Unsurprisingly, with a p-value greater than our threshold, we would not reject the null hypothesis in favor of the chosen alternative.

The quantile test can be used for any quantile, not only the median. For example, we can test whether the third quartile of the distribution underlying the sample is greater than 0.6.

>>> rvs = stats.uniform.rvs(size=100, random_state=rng)
>>> stats.quantile_test(rvs, q=0.6, p=0.75, alternative='greater')
QuantileTestResult(statistic=64, statistic_type=1, pvalue=0.00940696592998271)

The p-value is lower than the threshold. We reject the null hypothesis in favor of the alternative: the third quartile of the distribution underlying our sample is greater than 0.6.

quantile_test can also compute confidence intervals for any quantile.

>>> rvs = stats.norm.rvs(size=100, random_state=rng)
>>> res = stats.quantile_test(rvs, q=0.6, p=0.75)
>>> ci = res.confidence_interval(confidence_level=0.95)
>>> ci
ConfidenceInterval(low=0.284491604437432, high=0.8912531024914844)

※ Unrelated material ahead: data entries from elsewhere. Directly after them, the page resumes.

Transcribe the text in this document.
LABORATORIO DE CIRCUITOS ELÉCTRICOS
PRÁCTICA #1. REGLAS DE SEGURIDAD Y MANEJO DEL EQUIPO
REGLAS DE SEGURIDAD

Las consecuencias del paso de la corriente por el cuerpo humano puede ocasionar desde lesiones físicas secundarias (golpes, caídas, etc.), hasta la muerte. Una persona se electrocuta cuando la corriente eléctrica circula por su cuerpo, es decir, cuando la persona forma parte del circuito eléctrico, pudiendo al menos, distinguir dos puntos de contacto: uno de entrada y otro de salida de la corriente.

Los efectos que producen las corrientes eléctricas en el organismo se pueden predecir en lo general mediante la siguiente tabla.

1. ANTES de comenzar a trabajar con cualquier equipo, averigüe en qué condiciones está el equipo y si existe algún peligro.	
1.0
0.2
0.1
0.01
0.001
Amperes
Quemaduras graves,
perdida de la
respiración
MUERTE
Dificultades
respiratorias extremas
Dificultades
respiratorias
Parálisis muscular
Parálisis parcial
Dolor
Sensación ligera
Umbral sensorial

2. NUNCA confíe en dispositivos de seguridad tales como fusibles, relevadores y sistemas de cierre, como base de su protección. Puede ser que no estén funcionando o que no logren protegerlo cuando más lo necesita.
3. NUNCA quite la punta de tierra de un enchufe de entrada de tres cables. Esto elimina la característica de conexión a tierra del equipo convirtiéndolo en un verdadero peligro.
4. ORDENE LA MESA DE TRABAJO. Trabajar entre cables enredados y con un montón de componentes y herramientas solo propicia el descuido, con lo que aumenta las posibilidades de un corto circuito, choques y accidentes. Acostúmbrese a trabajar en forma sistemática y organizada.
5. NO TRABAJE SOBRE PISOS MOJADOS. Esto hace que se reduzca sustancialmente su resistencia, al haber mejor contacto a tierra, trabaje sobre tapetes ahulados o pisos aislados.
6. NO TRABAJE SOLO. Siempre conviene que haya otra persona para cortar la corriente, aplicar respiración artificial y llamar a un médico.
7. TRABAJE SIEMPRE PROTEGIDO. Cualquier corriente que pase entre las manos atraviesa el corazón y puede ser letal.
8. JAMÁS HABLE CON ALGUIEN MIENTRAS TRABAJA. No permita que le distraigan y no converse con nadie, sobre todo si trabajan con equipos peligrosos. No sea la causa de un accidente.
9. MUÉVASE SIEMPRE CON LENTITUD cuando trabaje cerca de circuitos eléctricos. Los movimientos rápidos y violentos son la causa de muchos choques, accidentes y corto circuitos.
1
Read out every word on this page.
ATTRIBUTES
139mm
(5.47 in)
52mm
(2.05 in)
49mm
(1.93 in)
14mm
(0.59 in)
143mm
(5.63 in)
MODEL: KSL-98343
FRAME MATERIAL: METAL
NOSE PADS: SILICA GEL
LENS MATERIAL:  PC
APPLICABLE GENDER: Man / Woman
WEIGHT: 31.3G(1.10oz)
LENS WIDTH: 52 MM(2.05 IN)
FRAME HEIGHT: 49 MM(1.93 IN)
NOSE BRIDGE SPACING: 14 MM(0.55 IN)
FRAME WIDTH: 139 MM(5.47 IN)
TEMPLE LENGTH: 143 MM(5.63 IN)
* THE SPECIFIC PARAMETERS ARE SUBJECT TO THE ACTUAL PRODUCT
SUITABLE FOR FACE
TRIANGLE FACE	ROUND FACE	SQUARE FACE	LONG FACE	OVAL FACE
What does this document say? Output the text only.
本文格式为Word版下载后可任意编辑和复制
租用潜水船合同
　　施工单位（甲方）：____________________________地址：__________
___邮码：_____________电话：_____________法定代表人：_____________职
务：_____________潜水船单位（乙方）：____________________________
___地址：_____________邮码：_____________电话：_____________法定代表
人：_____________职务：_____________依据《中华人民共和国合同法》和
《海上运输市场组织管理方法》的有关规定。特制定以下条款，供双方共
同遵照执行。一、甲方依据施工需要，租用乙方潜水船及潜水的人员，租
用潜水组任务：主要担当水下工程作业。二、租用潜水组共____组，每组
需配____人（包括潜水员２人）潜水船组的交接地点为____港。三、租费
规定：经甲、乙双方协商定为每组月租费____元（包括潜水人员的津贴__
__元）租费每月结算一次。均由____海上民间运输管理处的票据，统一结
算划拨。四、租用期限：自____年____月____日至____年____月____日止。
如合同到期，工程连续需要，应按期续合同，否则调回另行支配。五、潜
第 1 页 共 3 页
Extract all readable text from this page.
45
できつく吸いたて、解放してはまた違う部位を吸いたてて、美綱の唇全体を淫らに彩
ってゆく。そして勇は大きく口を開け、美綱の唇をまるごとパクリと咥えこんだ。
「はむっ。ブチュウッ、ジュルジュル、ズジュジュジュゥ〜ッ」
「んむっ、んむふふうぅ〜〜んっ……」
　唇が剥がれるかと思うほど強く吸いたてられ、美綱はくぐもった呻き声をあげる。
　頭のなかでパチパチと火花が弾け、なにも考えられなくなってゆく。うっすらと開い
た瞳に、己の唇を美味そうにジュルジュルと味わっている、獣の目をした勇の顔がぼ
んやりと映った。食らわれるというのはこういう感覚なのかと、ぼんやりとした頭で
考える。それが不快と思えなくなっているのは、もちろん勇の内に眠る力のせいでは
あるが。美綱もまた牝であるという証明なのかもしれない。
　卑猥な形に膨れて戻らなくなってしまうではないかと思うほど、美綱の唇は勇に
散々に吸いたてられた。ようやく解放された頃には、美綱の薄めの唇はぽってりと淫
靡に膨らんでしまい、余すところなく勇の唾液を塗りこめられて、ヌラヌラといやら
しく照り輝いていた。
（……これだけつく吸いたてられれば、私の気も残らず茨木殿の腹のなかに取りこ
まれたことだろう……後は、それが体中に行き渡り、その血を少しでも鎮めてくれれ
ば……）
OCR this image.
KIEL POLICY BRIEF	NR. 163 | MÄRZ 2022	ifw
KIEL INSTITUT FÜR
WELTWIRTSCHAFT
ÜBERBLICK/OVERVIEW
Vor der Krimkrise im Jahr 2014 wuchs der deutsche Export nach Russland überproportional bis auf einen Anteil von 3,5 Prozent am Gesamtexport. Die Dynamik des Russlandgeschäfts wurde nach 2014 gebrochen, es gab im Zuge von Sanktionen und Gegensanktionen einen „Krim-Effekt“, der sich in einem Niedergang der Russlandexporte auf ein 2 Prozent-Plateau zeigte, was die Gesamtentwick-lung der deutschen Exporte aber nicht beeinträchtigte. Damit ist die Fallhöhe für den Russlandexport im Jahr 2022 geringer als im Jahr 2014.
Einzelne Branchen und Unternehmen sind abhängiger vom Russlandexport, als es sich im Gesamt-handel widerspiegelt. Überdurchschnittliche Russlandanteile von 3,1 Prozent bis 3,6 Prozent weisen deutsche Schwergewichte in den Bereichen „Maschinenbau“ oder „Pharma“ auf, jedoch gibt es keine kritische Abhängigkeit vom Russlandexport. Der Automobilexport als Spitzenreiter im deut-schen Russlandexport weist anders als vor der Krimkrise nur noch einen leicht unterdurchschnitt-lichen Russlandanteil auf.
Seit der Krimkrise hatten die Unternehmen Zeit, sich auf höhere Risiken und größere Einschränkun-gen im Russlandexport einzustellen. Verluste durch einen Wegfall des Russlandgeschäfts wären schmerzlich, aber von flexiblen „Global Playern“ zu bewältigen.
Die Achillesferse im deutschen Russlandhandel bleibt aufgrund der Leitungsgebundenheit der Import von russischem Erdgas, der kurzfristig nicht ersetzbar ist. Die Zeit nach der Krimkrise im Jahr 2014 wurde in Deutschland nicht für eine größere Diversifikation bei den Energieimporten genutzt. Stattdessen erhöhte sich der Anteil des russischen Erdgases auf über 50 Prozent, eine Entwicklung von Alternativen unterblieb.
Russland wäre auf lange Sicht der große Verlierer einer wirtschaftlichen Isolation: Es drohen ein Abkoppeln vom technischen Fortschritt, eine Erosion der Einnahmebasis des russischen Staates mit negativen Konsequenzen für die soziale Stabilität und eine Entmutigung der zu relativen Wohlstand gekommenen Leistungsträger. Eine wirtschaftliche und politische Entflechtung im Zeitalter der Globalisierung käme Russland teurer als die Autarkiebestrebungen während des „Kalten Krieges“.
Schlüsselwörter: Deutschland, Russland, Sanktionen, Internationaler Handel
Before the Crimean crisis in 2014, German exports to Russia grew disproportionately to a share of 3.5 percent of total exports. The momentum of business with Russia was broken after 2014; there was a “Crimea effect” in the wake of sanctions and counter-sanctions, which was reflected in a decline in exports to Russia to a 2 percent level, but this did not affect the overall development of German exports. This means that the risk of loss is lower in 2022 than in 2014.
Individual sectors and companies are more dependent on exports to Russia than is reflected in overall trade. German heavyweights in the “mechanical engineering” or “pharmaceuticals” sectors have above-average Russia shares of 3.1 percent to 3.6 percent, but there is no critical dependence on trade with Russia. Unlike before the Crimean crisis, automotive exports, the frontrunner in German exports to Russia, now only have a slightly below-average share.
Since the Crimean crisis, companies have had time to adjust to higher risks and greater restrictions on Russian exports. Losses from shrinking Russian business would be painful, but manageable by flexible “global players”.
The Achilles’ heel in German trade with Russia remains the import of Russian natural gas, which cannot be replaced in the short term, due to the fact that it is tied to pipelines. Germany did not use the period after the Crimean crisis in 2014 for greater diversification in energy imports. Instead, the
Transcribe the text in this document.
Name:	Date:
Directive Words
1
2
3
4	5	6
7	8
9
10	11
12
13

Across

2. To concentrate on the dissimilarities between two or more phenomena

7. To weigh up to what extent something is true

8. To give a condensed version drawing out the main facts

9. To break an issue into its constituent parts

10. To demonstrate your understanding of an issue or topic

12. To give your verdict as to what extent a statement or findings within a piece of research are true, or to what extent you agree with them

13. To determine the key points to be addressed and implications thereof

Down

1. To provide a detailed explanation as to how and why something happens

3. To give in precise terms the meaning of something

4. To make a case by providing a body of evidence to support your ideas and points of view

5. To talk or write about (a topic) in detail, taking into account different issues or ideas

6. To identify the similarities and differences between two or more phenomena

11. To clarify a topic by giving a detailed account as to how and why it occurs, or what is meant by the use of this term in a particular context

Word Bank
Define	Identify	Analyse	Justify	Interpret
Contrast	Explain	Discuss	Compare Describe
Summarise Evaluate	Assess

When testing a one-sided alternative, the confidence interval contains all observations such that if passed as q, the p-value of the test would be greater than 0.05, and therefore the null hypothesis would not be rejected. For example:

>>> rvs.sort()
>>> q, p, alpha = 0.6, 0.75, 0.95
>>> res = stats.quantile_test(rvs, q=q, p=p, alternative='less')
>>> ci = res.confidence_interval(confidence_level=alpha)
>>> for x in rvs[rvs <= ci.high]:
...     res = stats.quantile_test(rvs, q=x, p=p, alternative='less')
...     assert res.pvalue > 1-alpha
>>> for x in rvs[rvs > ci.high]:
...     res = stats.quantile_test(rvs, q=x, p=p, alternative='less')
...     assert res.pvalue < 1-alpha

Also, if a 95% confidence interval is repeatedly generated for random samples, the confidence interval will contain the true quantile value in approximately 95% of replications.

>>> dist = stats.rayleigh() # our "unknown" distribution
>>> p = 0.2
>>> true_stat = dist.ppf(p) # the true value of the statistic
>>> n_trials = 1000
>>> quantile_ci_contains_true_stat = 0
>>> for i in range(n_trials):
...     data = dist.rvs(size=100, random_state=rng)
...     res = stats.quantile_test(data, p=p)
...     ci = res.confidence_interval(0.95)
...     if ci[0] < true_stat < ci[1]:
...         quantile_ci_contains_true_stat += 1
>>> quantile_ci_contains_true_stat >= 950
True

This works with any distribution and any quantile, as long as the samples are i.i.d.